After being temporarily closed for eight months, Scratch Kitchen and Lounge, 7445 Madison St., Forest Park, is inching closer to slinging burgers and canned beers once again. An autumn reopening could happen as early as September and comes as a relief to Patrick O’Brien, chef-owner of Scratch Restaurant Group.
“This closure has felt like a dark cloud,” said O’Brien, “It has been way too long, but I am still pinching myself that we are close to reopening.”
O’Brien has been plagued by the kitchen staffing issues many restaurants are grappling with and has endured a long search for a competent cook to bring Scratch on Madison back to life. Though he is willing to pay up to $60,000 a year for an experienced cook it has proven difficult to find someone to lead his Forest Park kitchen.
In an effort to survive the pandemic, O’Brien permanently closed District Kitchen and Tap in Oak Park’s Harrison Street Arts District and temporarily closed the Madison Street location while keeping both Scratch on Lake, 733 Lake St. in Oak Park, and Lathrop House, 26 Lathrop in Forest Park, open for business.
O’Brien is quick to point out that a full restaurant doesn’t necessarily mean an establishment is profitable. Many factors are cutting into profit margins — labor costs have doubled and everything from cleaning supplies to ingredients have made comfortable margins a thing of the past. Supply chain issues are also an ongoing problem. O’Brien points out a case of potatoes has jumped from $21 to $48, and it is impossible to get certain ingredients, especially sriracha, into his restaurants.
“The cost of goods is up 10 to 15%, but I can’t charge any more for a burger than I already am,” said O’Brien who went in search of a creative solution to his problem.
With profit margins essentially “gone” because of supply, food and labor cost increases, Scratch Kitchen and Lounge will debut with what O’Brien has dubbed a “survivor menu.” The restaurant will offer a highly edited selection of classic Scratch creations. This back-to-basics approach maximizes ingredient usage, controls costs and gives Scratch Kitchen and Lounge the opportunity to expand its menu as business increases and staffing allows.
“Producing food at a break-even point or even close to break-even is a win right now and this menu keeps our ingredient list down,” said O’Brien. “Restaurants need to focus on getting through the next year. The survivors will make money.”
Embracing the philosophy that a restaurant should be known for doing a few things well, O’Brien is focusing his Madison Street restaurant on smash burgers. The “Scratch smash,” offered as a single or in double or triple stacks, will feature ¼ pound house-ground beef patties. Each patty is smashed and hard seared on a hot griddle before being topped with American cheese, pickles, and “smash sauce.” Optional toppings including bacon and a fried egg will allow for limited customization.

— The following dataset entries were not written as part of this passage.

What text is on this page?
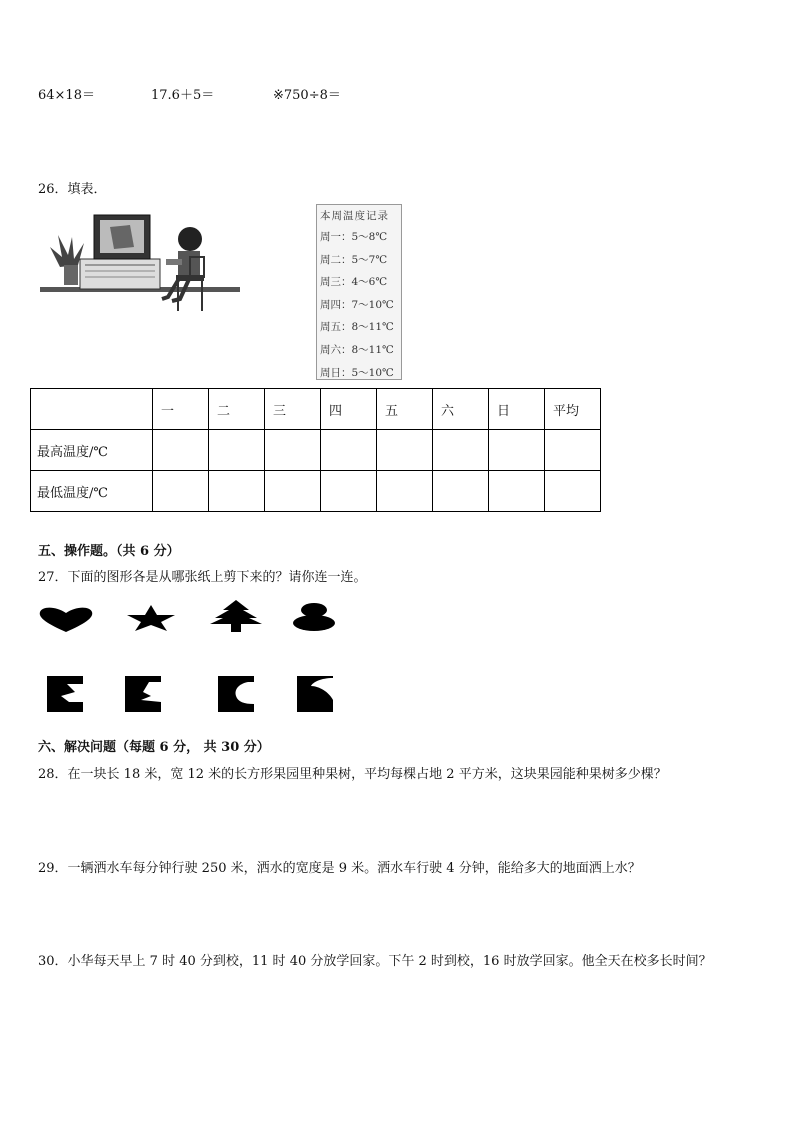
64×18＝	17.6＋5＝	※750÷8＝
26．填表．
本周温度记录
周一：5～8℃
周二：5～7℃
周三：4～6℃
周四：7～10℃
周五：8～11℃
周六：8～11℃
周日：5～10℃
	一	二	三	四	五	六	日	平均
最高温度/℃								
最低温度/℃								
五、操作题。（共 6 分）
27．下面的图形各是从哪张纸上剪下来的？请你连一连。
六、解决问题（每题 6 分， 共 30 分）
28．在一块长 18 米，宽 12 米的长方形果园里种果树，平均每棵占地 2 平方米，这块果园能种果树多少棵？
29．一辆洒水车每分钟行驶 250 米，洒水的宽度是 9 米。洒水车行驶 4 分钟，能给多大的地面洒上水？
30．小华每天早上 7 时 40 分到校，11 时 40 分放学回家。下午 2 时到校，16 时放学回家。他全天在校多长时间？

Limited specialty smash burgers, including a French Onion Smash and “chopped” smash sandwich, will join a few other offerings including a chicken cheesesteak, and fried bologna sandwich to round out the entrée offerings. Walking Takis, pickle fries, fried chicken legs and Italian beef eggrolls are also set to make an appearance on the Madison Street menu.
“This is a big pivot, but people who want the full Scratch menu can go to Lake Street or have us deliver,” said O’Brien. “This menu is me going back to my roots and will allow cooks to focus on doing the smash burgers the right way, so they get that perfect crust.”
O’Brien is also planning to have local live music draw guests to his Forest Park restaurant. He aims to host a DJ every Thursday and live bands on Friday and Saturday evenings. Though the restaurant will likely only be open from Wednesday through Sunday, he is hoping to attract industry workers by keeping the kitchen open until midnight.
“I don’t think there will be a line out the door, but there is a need for people to get a real meal late at night and nothing around here is open late,” said O’Brien. “We want to be that place where people can get a good meal after work.”
Though the ongoing challenge to find and retain kitchen staff for Scratch Kitchen and Lounge is a source of stress for the veteran restaurant owner, O’Brien is hopeful these creative solutions will serve him well as he makes good on his commitment to reopen his flagship restaurant in Forest Park.
“Ten years ago, this 40-seat restaurant, this little shop, gave me every opportunity to build the Scratch name,” said O’Brien. “Sure, I have closed restaurants in the past, but this place is my baby, and it needs to be here.”